WILMINGTON — NourishNC’s Greenfield Street warehouse is falling apart. “We literally can’t wait to get out of here,” said Steve McCrossan, the nonprofit’s executive director.
After humble beginnings serving 10 children out of a closet in Carolina Beach Elementary School 12 years ago, NourishNC has grown to provide meals to about 1,350 hungry children on a regular basis.
Operating out of its Southside warehouse for the past five years, groups of 40-plus volunteers share just eight parking spaces. Perishable goods are practically spilling out of limited storage coolers. The warehouse has just one loading bay door, a “wildly inefficient” obstacle.
“Right now, when we do distribution, if you open the cooler door, the food is almost ready to fall out on you – that’s how tight we are right now,” McCrossan said.
Centralized location
Last week, construction crews began demolition work on an old restaurant on Market Street, most recently Kowboyz Saloon and a China Buffet between ‘98 and 2017. The building will be renovated into office space for nonprofit staff, and the old kitchen was torn down to make room for an expansive, 12,000 square foot facility.
The NourishNC team searched for 18 months for a large warehouse space downtown. After realizing nothing was available, it settled on the 2.1-acre Market Street property, which it purchased in the fall of 2019 for $700,000. While the Greenfield Street warehouse does get foot traffic from those who use it, NourishNC volunteers or school social workers make deliveries to those with transportation barriers.
When the pandemic arrived, the team was able to fix up the building’s old coolers to be put into use for its no-contact grocery drive-thru. “The great thing about old Chinese cafes is they have huge walk-in coolers,” McCrossan said.
At the height of the pandemic, NourishNC served as many as 1,600 children on a daily basis. Once stimulus checks arrived, “we saw that number ease off,” McCrossan said, which has since returned to pre-pandemic levels. However, McCrossan isn’t certain whether the ratio of actual need has reduced. Before the pandemic, the ratio of children who struggle with hunger in New Hanover County was one in five, down from one in four when McCrossan joined the nonprofit several years ago.
“Before the pandemic, I was like, ‘Wow, we’re actually winning. We’re doing better. This is great. Let’s put ourselves out of business, right’?” he said. Now, NourishNC is waiting on data to learn whether the improvement was sustained or impeded by the pandemic. “We’ve been doing better, and now we’re all holding our breath to see what the pandemic’s done to that number.”
Backpack program
In normal circumstances, NourishNC identifies children in need of its services through social workers, pediatricians, and school personnel picking up on signs of food insecurity.
“That can be asking for more helpings when there is food available,” McCrossan said. “It could be showing up for school Monday morning and gorging yourself for lunch or breakfast until you get sick.”
When school is in session, volunteers deliver black plastic bags filled with eight meals, seven snacks, juice and milk every Friday to go home in the backpacks of select elementary students to last through the weekend; middle- and high-school students receive monthly boxes filled with meat, eggs, milk, fresh produce, and other goods.
Over the summer, the nonprofit offers summer-break boxes to families in need every two weeks, with boxes filled with two to four weeks worth of food. It amounts to three meals a day per child, all summer long.
“When I say meals, I mean real meals,” McCrossan said. “We don’t count servings – we want our kids around a table with their family, eating good food together.”
The new Market Street facility will allow the nonprofit to more than triple its fresh and frozen storage capacity. New plans include “gigantic” outdoor walk-in coolers McCrossan said “will take years for us to grow into.”

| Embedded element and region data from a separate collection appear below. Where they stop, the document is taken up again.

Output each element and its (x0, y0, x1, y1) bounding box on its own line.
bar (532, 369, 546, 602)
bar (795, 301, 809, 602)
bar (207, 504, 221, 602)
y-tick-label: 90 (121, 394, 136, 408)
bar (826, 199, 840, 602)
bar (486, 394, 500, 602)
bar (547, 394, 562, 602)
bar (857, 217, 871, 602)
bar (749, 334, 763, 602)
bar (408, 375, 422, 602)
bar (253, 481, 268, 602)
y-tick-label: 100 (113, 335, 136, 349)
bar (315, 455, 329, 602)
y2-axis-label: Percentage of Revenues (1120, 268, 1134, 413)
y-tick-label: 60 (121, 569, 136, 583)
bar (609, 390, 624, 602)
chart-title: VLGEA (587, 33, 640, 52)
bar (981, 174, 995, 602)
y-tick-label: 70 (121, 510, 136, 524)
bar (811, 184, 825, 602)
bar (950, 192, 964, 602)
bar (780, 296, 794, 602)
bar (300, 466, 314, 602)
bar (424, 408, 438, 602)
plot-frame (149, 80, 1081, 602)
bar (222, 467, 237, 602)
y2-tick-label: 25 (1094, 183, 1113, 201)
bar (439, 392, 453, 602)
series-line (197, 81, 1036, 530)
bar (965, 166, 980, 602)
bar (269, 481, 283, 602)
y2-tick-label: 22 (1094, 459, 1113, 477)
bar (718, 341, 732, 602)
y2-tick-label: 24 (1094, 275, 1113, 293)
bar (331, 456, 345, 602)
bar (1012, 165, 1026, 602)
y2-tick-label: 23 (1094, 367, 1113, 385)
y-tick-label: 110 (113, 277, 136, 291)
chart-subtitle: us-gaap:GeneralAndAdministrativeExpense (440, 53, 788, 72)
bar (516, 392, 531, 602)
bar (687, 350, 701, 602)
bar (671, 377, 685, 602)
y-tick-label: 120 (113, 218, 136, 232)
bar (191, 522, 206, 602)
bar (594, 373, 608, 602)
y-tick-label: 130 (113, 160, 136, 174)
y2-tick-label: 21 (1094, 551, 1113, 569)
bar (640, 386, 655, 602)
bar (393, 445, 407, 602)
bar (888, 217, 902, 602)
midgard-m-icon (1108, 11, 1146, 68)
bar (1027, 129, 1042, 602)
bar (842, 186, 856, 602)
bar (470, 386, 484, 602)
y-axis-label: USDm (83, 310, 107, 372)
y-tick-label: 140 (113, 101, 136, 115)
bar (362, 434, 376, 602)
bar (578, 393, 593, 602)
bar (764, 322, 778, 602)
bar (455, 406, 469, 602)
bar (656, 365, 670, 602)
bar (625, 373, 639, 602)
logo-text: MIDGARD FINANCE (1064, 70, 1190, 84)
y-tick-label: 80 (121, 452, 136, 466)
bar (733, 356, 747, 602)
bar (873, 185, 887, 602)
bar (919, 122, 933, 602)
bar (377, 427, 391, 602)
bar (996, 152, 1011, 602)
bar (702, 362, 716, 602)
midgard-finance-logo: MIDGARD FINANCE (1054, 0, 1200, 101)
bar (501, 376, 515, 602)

It will also include a free shopping area, where families and children can choose items that work for them. This model provides families with a dignified shopping experience that cuts down on waste and allows NourishNC to cater to more culturally specific food items. Planned on just over an acre on the 2.1-acre footprint, there’s room to grow in place — “When I say ‘forever home,’ I mean it,” McCrossan said.
To date, NourishNC is about $500,000 shy of its $1.9 million construction funding goal. The lease is up soon at the Greenfield Street warehouse – McCrossan hopes the new facility is move-in ready by early 2022.

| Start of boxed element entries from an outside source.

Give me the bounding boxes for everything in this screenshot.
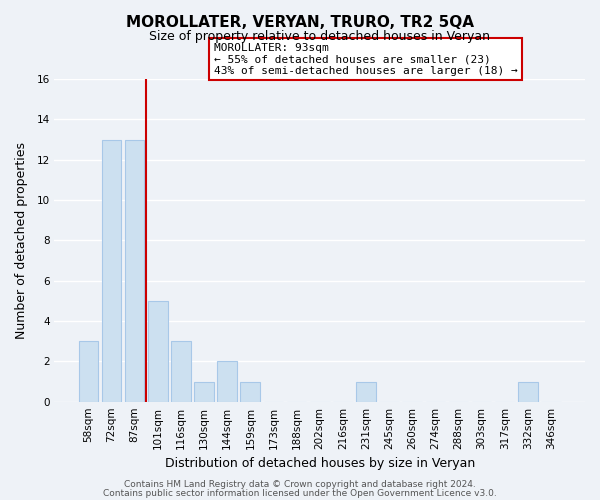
Bar xyxy=(79,341,98,402)
Bar xyxy=(101,140,121,402)
Text: MOROLLATER: 93sqm
← 55% of detached houses are smaller (23)
43% of semi-detached: MOROLLATER: 93sqm ← 55% of detached hous… xyxy=(214,42,517,76)
Bar xyxy=(171,341,191,402)
Bar xyxy=(217,362,237,402)
X-axis label: Distribution of detached houses by size in Veryan: Distribution of detached houses by size … xyxy=(164,457,475,470)
Text: MOROLLATER, VERYAN, TRURO, TR2 5QA: MOROLLATER, VERYAN, TRURO, TR2 5QA xyxy=(126,15,474,30)
Text: Contains HM Land Registry data © Crown copyright and database right 2024.: Contains HM Land Registry data © Crown c… xyxy=(124,480,476,489)
Text: Contains public sector information licensed under the Open Government Licence v3: Contains public sector information licen… xyxy=(103,488,497,498)
Bar xyxy=(194,382,214,402)
Title: Size of property relative to detached houses in Veryan: Size of property relative to detached ho… xyxy=(149,30,490,43)
Bar xyxy=(241,382,260,402)
Bar xyxy=(356,382,376,402)
Y-axis label: Number of detached properties: Number of detached properties xyxy=(15,142,28,339)
Bar xyxy=(125,140,145,402)
Bar xyxy=(518,382,538,402)
Bar xyxy=(148,301,167,402)
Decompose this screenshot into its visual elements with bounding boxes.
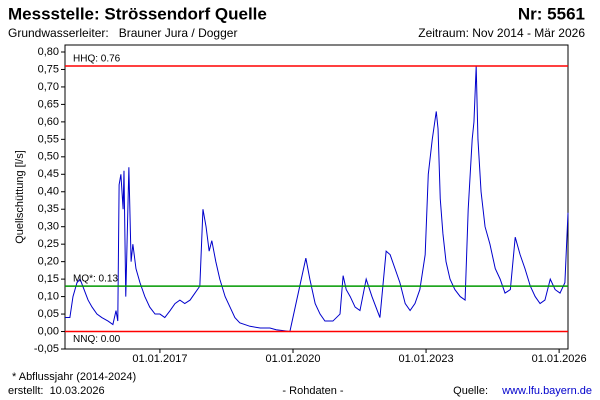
y-tick-label: 0,80 <box>38 46 59 58</box>
x-tick-label: 01.01.2023 <box>399 353 454 365</box>
source-url[interactable]: www.lfu.bayern.de <box>501 385 592 397</box>
y-tick-label: -0,05 <box>34 343 59 355</box>
y-tick-label: 0,30 <box>38 221 59 233</box>
y-tick-label: 0,70 <box>38 81 59 93</box>
y-tick-label: 0,35 <box>38 203 59 215</box>
plot-frame <box>64 44 569 350</box>
station-number: Nr: 5561 <box>518 4 585 23</box>
y-tick-label: 0,20 <box>38 256 59 268</box>
y-tick-label: 0,05 <box>38 308 59 320</box>
created-date: erstellt: 10.03.2026 <box>8 385 105 397</box>
x-tick-label: 01.01.2020 <box>265 353 320 365</box>
y-tick-label: 0,45 <box>38 168 59 180</box>
y-tick-label: 0,55 <box>38 133 59 145</box>
x-tick-label: 01.01.2026 <box>532 353 587 365</box>
reference-label: HHQ: 0.76 <box>73 54 121 65</box>
y-tick-label: 0,60 <box>38 116 59 128</box>
chart-title: Messstelle: Strössendorf Quelle <box>8 4 267 23</box>
period: Zeitraum: Nov 2014 - Mär 2026 <box>418 26 585 40</box>
footnote: * Abflussjahr (2014-2024) <box>12 371 136 383</box>
y-tick-label: 0,00 <box>38 325 59 337</box>
y-tick-label: 0,40 <box>38 186 59 198</box>
data-note: - Rohdaten - <box>282 385 343 397</box>
reference-label: MQ*: 0.13 <box>73 274 118 285</box>
reference-label: NNQ: 0.00 <box>73 334 121 345</box>
subtitle: Grundwasserleiter: Brauner Jura / Dogger <box>8 26 237 40</box>
y-tick-label: 0,50 <box>38 151 59 163</box>
y-tick-label: 0,75 <box>38 63 59 75</box>
y-axis-label: Quellschüttung [l/s] <box>14 150 26 244</box>
source-label: Quelle: <box>453 385 488 397</box>
y-tick-label: 0,25 <box>38 238 59 250</box>
discharge-line <box>65 65 569 333</box>
x-tick-label: 01.01.2017 <box>132 353 187 365</box>
y-tick-label: 0,15 <box>38 273 59 285</box>
y-tick-label: 0,10 <box>38 290 59 302</box>
y-tick-label: 0,65 <box>38 98 59 110</box>
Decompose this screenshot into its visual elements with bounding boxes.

“In a dream world, Jan. 1, we are in our brand-new facility, feeding kids, everything’s paid for, and we are off and running,” he said.
Made possible by the assistance of several community organizations and individual donors, McCrossan is grateful for the community’s longstanding commitment to feeding hungry children. “We’re very blessed here,” he said. “Every time we put some kind of project out into the world, this community has been great about responding to our needs.”